Essentially, it’s the antithesis of a Groupon. The daily deals approach pioneered by the Chicago-based Groupon is more like a shotgun, attracting customers with a daily e-mail blast. The participating business then hopes any of those new visitors can be converted into repeat customers. Square’s approach flips the Groupon philosophy on its head; the business targets an existing customer base, those walk-ins who choose to come in without the incentive of a coupon.
“There is no one-size fits all loyalty program,” Quinn said. “Meaningful customer loyalty happens organically.”
Though Groupon may not even be Square’s biggest worry. Google’s Wallet app — despite being far from a complete and finished payment system — incorporates its own type of loyalty program, tailored to automatically apply rewards when a customer spends money at participating businesses. Google also ties in its Groupon Clone — Google Offers — applying any discounts to the purchase with a simple wave of the NFC-enabled device.

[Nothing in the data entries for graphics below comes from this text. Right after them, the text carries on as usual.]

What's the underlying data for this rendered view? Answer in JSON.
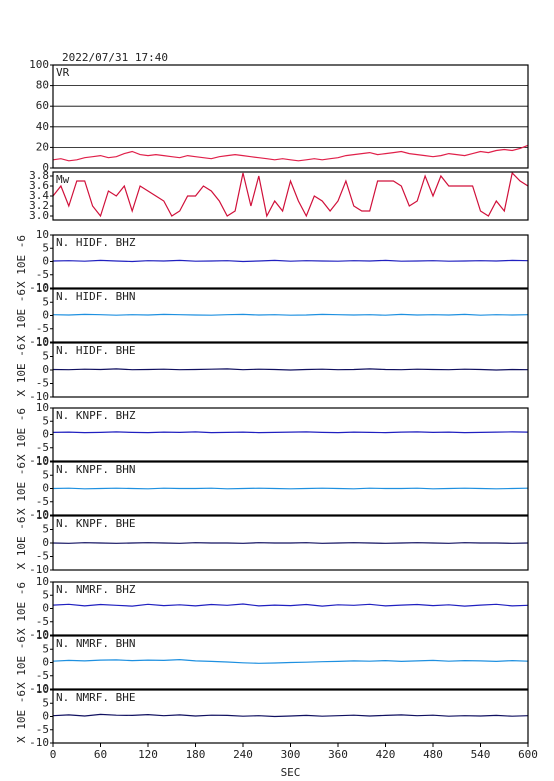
{
  "chart_data": [
    {
      "type": "line",
      "title": "2022/07/31 17:40",
      "xlim": [
        0,
        600
      ],
      "ylim": [
        0,
        100
      ],
      "yticks": [
        0,
        20,
        40,
        60,
        80,
        100
      ],
      "grid": true,
      "x": [
        0,
        10,
        20,
        30,
        40,
        50,
        60,
        70,
        80,
        90,
        100,
        110,
        120,
        130,
        140,
        150,
        160,
        170,
        180,
        190,
        200,
        210,
        220,
        230,
        240,
        250,
        260,
        270,
        280,
        290,
        300,
        310,
        320,
        330,
        340,
        350,
        360,
        370,
        380,
        390,
        400,
        410,
        420,
        430,
        440,
        450,
        460,
        470,
        480,
        490,
        500,
        510,
        520,
        530,
        540,
        550,
        560,
        570,
        580,
        590,
        600
      ],
      "series": [
        {
          "name": "VR",
          "color": "#e0204a",
          "values": [
            8,
            9,
            7,
            8,
            10,
            11,
            12,
            10,
            11,
            14,
            16,
            13,
            12,
            13,
            12,
            11,
            10,
            12,
            11,
            10,
            9,
            11,
            12,
            13,
            12,
            11,
            10,
            9,
            8,
            9,
            8,
            7,
            8,
            9,
            8,
            9,
            10,
            12,
            13,
            14,
            15,
            13,
            14,
            15,
            16,
            14,
            13,
            12,
            11,
            12,
            14,
            13,
            12,
            14,
            16,
            15,
            17,
            18,
            17,
            19,
            22
          ]
        }
      ]
    },
    {
      "type": "line",
      "xlim": [
        0,
        600
      ],
      "ylim": [
        2.92,
        3.88
      ],
      "yticks": [
        {
          "value": 3,
          "label": "3.0"
        },
        3.2,
        3.4,
        3.6,
        3.8
      ],
      "grid": false,
      "x": [
        0,
        10,
        20,
        30,
        40,
        50,
        60,
        70,
        80,
        90,
        100,
        110,
        120,
        130,
        140,
        150,
        160,
        170,
        180,
        190,
        200,
        210,
        220,
        230,
        240,
        250,
        260,
        270,
        280,
        290,
        300,
        310,
        320,
        330,
        340,
        350,
        360,
        370,
        380,
        390,
        400,
        410,
        420,
        430,
        440,
        450,
        460,
        470,
        480,
        490,
        500,
        510,
        520,
        530,
        540,
        550,
        560,
        570,
        580,
        590,
        600
      ],
      "series": [
        {
          "name": "Mw",
          "color": "#d0103a",
          "values": [
            3.4,
            3.6,
            3.2,
            3.7,
            3.7,
            3.2,
            3.0,
            3.5,
            3.4,
            3.6,
            3.1,
            3.6,
            3.5,
            3.4,
            3.3,
            3.0,
            3.1,
            3.4,
            3.4,
            3.6,
            3.5,
            3.3,
            3.0,
            3.1,
            3.86,
            3.2,
            3.8,
            3.0,
            3.3,
            3.1,
            3.7,
            3.3,
            3.0,
            3.4,
            3.3,
            3.1,
            3.3,
            3.7,
            3.2,
            3.1,
            3.1,
            3.7,
            3.7,
            3.7,
            3.6,
            3.2,
            3.3,
            3.8,
            3.4,
            3.8,
            3.6,
            3.6,
            3.6,
            3.6,
            3.1,
            3.0,
            3.3,
            3.1,
            3.86,
            3.7,
            3.6
          ]
        }
      ]
    },
    {
      "type": "line",
      "ylabel": "X 10E -6",
      "xlim": [
        0,
        600
      ],
      "ylim": [
        -10,
        10
      ],
      "yticks": [
        -10,
        -5,
        0,
        5,
        10
      ],
      "grid": false,
      "x": [
        0,
        20,
        40,
        60,
        80,
        100,
        120,
        140,
        160,
        180,
        200,
        220,
        240,
        260,
        280,
        300,
        320,
        340,
        360,
        380,
        400,
        420,
        440,
        460,
        480,
        500,
        520,
        540,
        560,
        580,
        600
      ],
      "series": [
        {
          "name": "N. HIDF. BHZ",
          "color": "#2020c0",
          "values": [
            0.2,
            0.3,
            0.1,
            0.4,
            0.2,
            0.0,
            0.3,
            0.2,
            0.4,
            0.1,
            0.2,
            0.3,
            0.0,
            0.2,
            0.4,
            0.1,
            0.3,
            0.2,
            0.1,
            0.3,
            0.2,
            0.4,
            0.1,
            0.2,
            0.3,
            0.1,
            0.2,
            0.3,
            0.2,
            0.4,
            0.3
          ]
        }
      ]
    },
    {
      "type": "line",
      "ylabel": "X 10E -6",
      "xlim": [
        0,
        600
      ],
      "ylim": [
        -10,
        10
      ],
      "yticks": [
        -10,
        -5,
        0,
        5,
        10
      ],
      "grid": false,
      "x": [
        0,
        20,
        40,
        60,
        80,
        100,
        120,
        140,
        160,
        180,
        200,
        220,
        240,
        260,
        280,
        300,
        320,
        340,
        360,
        380,
        400,
        420,
        440,
        460,
        480,
        500,
        520,
        540,
        560,
        580,
        600
      ],
      "series": [
        {
          "name": "N. HIDF. BHN",
          "color": "#1e90e0",
          "values": [
            0.3,
            0.2,
            0.4,
            0.3,
            0.1,
            0.3,
            0.2,
            0.4,
            0.3,
            0.2,
            0.1,
            0.3,
            0.4,
            0.2,
            0.3,
            0.1,
            0.2,
            0.4,
            0.3,
            0.2,
            0.3,
            0.1,
            0.4,
            0.2,
            0.3,
            0.2,
            0.4,
            0.1,
            0.3,
            0.2,
            0.3
          ]
        }
      ]
    },
    {
      "type": "line",
      "ylabel": "X 10E -6",
      "xlim": [
        0,
        600
      ],
      "ylim": [
        -10,
        10
      ],
      "yticks": [
        -10,
        -5,
        0,
        5,
        10
      ],
      "grid": false,
      "x": [
        0,
        20,
        40,
        60,
        80,
        100,
        120,
        140,
        160,
        180,
        200,
        220,
        240,
        260,
        280,
        300,
        320,
        340,
        360,
        380,
        400,
        420,
        440,
        460,
        480,
        500,
        520,
        540,
        560,
        580,
        600
      ],
      "series": [
        {
          "name": "N. HIDF. BHE",
          "color": "#101060",
          "values": [
            0.2,
            0.1,
            0.3,
            0.2,
            0.4,
            0.1,
            0.2,
            0.3,
            0.1,
            0.2,
            0.3,
            0.4,
            0.1,
            0.3,
            0.2,
            0.0,
            0.2,
            0.3,
            0.1,
            0.2,
            0.4,
            0.2,
            0.1,
            0.3,
            0.2,
            0.1,
            0.3,
            0.2,
            0.0,
            0.2,
            0.1
          ]
        }
      ]
    },
    {
      "type": "line",
      "ylabel": "X 10E -6",
      "xlim": [
        0,
        600
      ],
      "ylim": [
        -10,
        10
      ],
      "yticks": [
        -10,
        -5,
        0,
        5,
        10
      ],
      "grid": false,
      "x": [
        0,
        20,
        40,
        60,
        80,
        100,
        120,
        140,
        160,
        180,
        200,
        220,
        240,
        260,
        280,
        300,
        320,
        340,
        360,
        380,
        400,
        420,
        440,
        460,
        480,
        500,
        520,
        540,
        560,
        580,
        600
      ],
      "series": [
        {
          "name": "N. KNPF. BHZ",
          "color": "#2020c0",
          "values": [
            0.8,
            0.9,
            0.7,
            0.8,
            1.0,
            0.8,
            0.7,
            0.9,
            0.8,
            1.0,
            0.7,
            0.8,
            0.9,
            0.7,
            0.8,
            0.9,
            1.0,
            0.8,
            0.7,
            0.9,
            0.8,
            0.7,
            0.9,
            1.0,
            0.8,
            0.9,
            0.7,
            0.8,
            0.9,
            1.0,
            0.9
          ]
        }
      ]
    },
    {
      "type": "line",
      "ylabel": "X 10E -6",
      "xlim": [
        0,
        600
      ],
      "ylim": [
        -10,
        10
      ],
      "yticks": [
        -10,
        -5,
        0,
        5,
        10
      ],
      "grid": false,
      "x": [
        0,
        20,
        40,
        60,
        80,
        100,
        120,
        140,
        160,
        180,
        200,
        220,
        240,
        260,
        280,
        300,
        320,
        340,
        360,
        380,
        400,
        420,
        440,
        460,
        480,
        500,
        520,
        540,
        560,
        580,
        600
      ],
      "series": [
        {
          "name": "N. KNPF. BHN",
          "color": "#1e90e0",
          "values": [
            0.0,
            0.1,
            -0.1,
            0.0,
            0.1,
            0.0,
            -0.1,
            0.1,
            0.0,
            0.0,
            0.1,
            -0.1,
            0.0,
            0.1,
            0.0,
            -0.1,
            0.0,
            0.1,
            0.0,
            -0.1,
            0.1,
            0.0,
            0.0,
            0.1,
            -0.1,
            0.0,
            0.1,
            0.0,
            -0.1,
            0.0,
            0.1
          ]
        }
      ]
    },
    {
      "type": "line",
      "ylabel": "X 10E -6",
      "xlim": [
        0,
        600
      ],
      "ylim": [
        -10,
        10
      ],
      "yticks": [
        -10,
        -5,
        0,
        5,
        10
      ],
      "grid": false,
      "x": [
        0,
        20,
        40,
        60,
        80,
        100,
        120,
        140,
        160,
        180,
        200,
        220,
        240,
        260,
        280,
        300,
        320,
        340,
        360,
        380,
        400,
        420,
        440,
        460,
        480,
        500,
        520,
        540,
        560,
        580,
        600
      ],
      "series": [
        {
          "name": "N. KNPF. BHE",
          "color": "#101060",
          "values": [
            0.0,
            -0.1,
            0.1,
            0.0,
            -0.1,
            0.0,
            0.1,
            0.0,
            -0.1,
            0.1,
            0.0,
            0.0,
            -0.1,
            0.1,
            0.0,
            0.0,
            0.1,
            -0.1,
            0.0,
            0.1,
            0.0,
            -0.1,
            0.0,
            0.1,
            0.0,
            -0.1,
            0.1,
            0.0,
            0.0,
            -0.1,
            0.0
          ]
        }
      ]
    },
    {
      "type": "line",
      "ylabel": "X 10E -6",
      "xlim": [
        0,
        600
      ],
      "ylim": [
        -10,
        10
      ],
      "yticks": [
        -10,
        -5,
        0,
        5,
        10
      ],
      "grid": false,
      "x": [
        0,
        20,
        40,
        60,
        80,
        100,
        120,
        140,
        160,
        180,
        200,
        220,
        240,
        260,
        280,
        300,
        320,
        340,
        360,
        380,
        400,
        420,
        440,
        460,
        480,
        500,
        520,
        540,
        560,
        580,
        600
      ],
      "series": [
        {
          "name": "N. NMRF. BHZ",
          "color": "#2020c0",
          "values": [
            1.3,
            1.6,
            1.0,
            1.5,
            1.2,
            0.9,
            1.6,
            1.1,
            1.4,
            1.0,
            1.5,
            1.2,
            1.7,
            1.0,
            1.3,
            1.1,
            1.5,
            0.9,
            1.4,
            1.2,
            1.6,
            1.0,
            1.3,
            1.5,
            1.1,
            1.4,
            0.9,
            1.3,
            1.6,
            1.0,
            1.2
          ]
        }
      ]
    },
    {
      "type": "line",
      "ylabel": "X 10E -6",
      "xlim": [
        0,
        600
      ],
      "ylim": [
        -10,
        10
      ],
      "yticks": [
        -10,
        -5,
        0,
        5,
        10
      ],
      "grid": false,
      "x": [
        0,
        20,
        40,
        60,
        80,
        100,
        120,
        140,
        160,
        180,
        200,
        220,
        240,
        260,
        280,
        300,
        320,
        340,
        360,
        380,
        400,
        420,
        440,
        460,
        480,
        500,
        520,
        540,
        560,
        580,
        600
      ],
      "series": [
        {
          "name": "N. NMRF. BHN",
          "color": "#1e90e0",
          "values": [
            0.5,
            0.8,
            0.6,
            0.9,
            1.0,
            0.7,
            0.9,
            0.8,
            1.1,
            0.6,
            0.4,
            0.2,
            -0.1,
            -0.3,
            -0.2,
            0.0,
            0.1,
            0.3,
            0.4,
            0.6,
            0.5,
            0.7,
            0.4,
            0.6,
            0.8,
            0.5,
            0.7,
            0.6,
            0.4,
            0.7,
            0.5
          ]
        }
      ]
    },
    {
      "type": "line",
      "ylabel": "X 10E -6",
      "xlim": [
        0,
        600
      ],
      "ylim": [
        -10,
        10
      ],
      "yticks": [
        -10,
        -5,
        0,
        5,
        10
      ],
      "grid": false,
      "xticks": [
        0,
        60,
        120,
        180,
        240,
        300,
        360,
        420,
        480,
        540,
        600
      ],
      "xlabel": "SEC",
      "x": [
        0,
        20,
        40,
        60,
        80,
        100,
        120,
        140,
        160,
        180,
        200,
        220,
        240,
        260,
        280,
        300,
        320,
        340,
        360,
        380,
        400,
        420,
        440,
        460,
        480,
        500,
        520,
        540,
        560,
        580,
        600
      ],
      "series": [
        {
          "name": "N. NMRF. BHE",
          "color": "#101060",
          "values": [
            0.3,
            0.6,
            0.2,
            0.8,
            0.5,
            0.4,
            0.7,
            0.3,
            0.6,
            0.2,
            0.5,
            0.4,
            0.1,
            0.3,
            0.0,
            0.2,
            0.4,
            0.1,
            0.3,
            0.5,
            0.2,
            0.4,
            0.6,
            0.3,
            0.5,
            0.1,
            0.3,
            0.2,
            0.4,
            0.1,
            0.3
          ]
        }
      ]
    }
  ]
}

That said, there aren’t many NFC-enabled devices, and ramping up that ecosystem would require lots of hardware changes anc cooperation from lots of device manufacturers — unlike the approach Square is taking.
And of course, despite any financial scrutiny it faced in the days leading up to its IPO, Groupon is still going strong. As is Groupon’s main competitor, LivingSocial.
Square’s main criticism of its competition, however, involve the level of complication on the infrastructure side. Google Wallet terminal installation is time consuming and potentially pricey, and lacks the human element that Square’s so-called “organic” transactions entail. Daily deals programs are also problematic in that while they may attract initial waves of customers, profiling repeat business isn’t as readily possible — which is where Square’s Card Case “tab” profiles come into play.
“Just as we’ve removed the mechanics of the transaction, we’ve removed all the friction of loyalty programs,” Quinn said.
Groupon and LivingSocial also lack the plan of attack taken by Square and Google: Point-of-sale payments integrated with loyalty-based programs. While daily deals may have the customer base, Square and Google could disrupt in a big way if they can truly scale. Google obviously has the scale advantage here, though Square claims 800,000 customers have used its product in the past year, so it’s well on its way to market penetration.
Further, Square’s update integrates the app into existing brick-and-mortar infrastructure. Merchants can now use the Square Register app in conjunction with their cash register (provided they’re using the properly supported hardware, of course). So now, instead of only providing digital receipts, businesses can also print out physical receipts.
The updated app is freely available for both Android and iOS, and can be found in the Android Market and Apple’s App Store.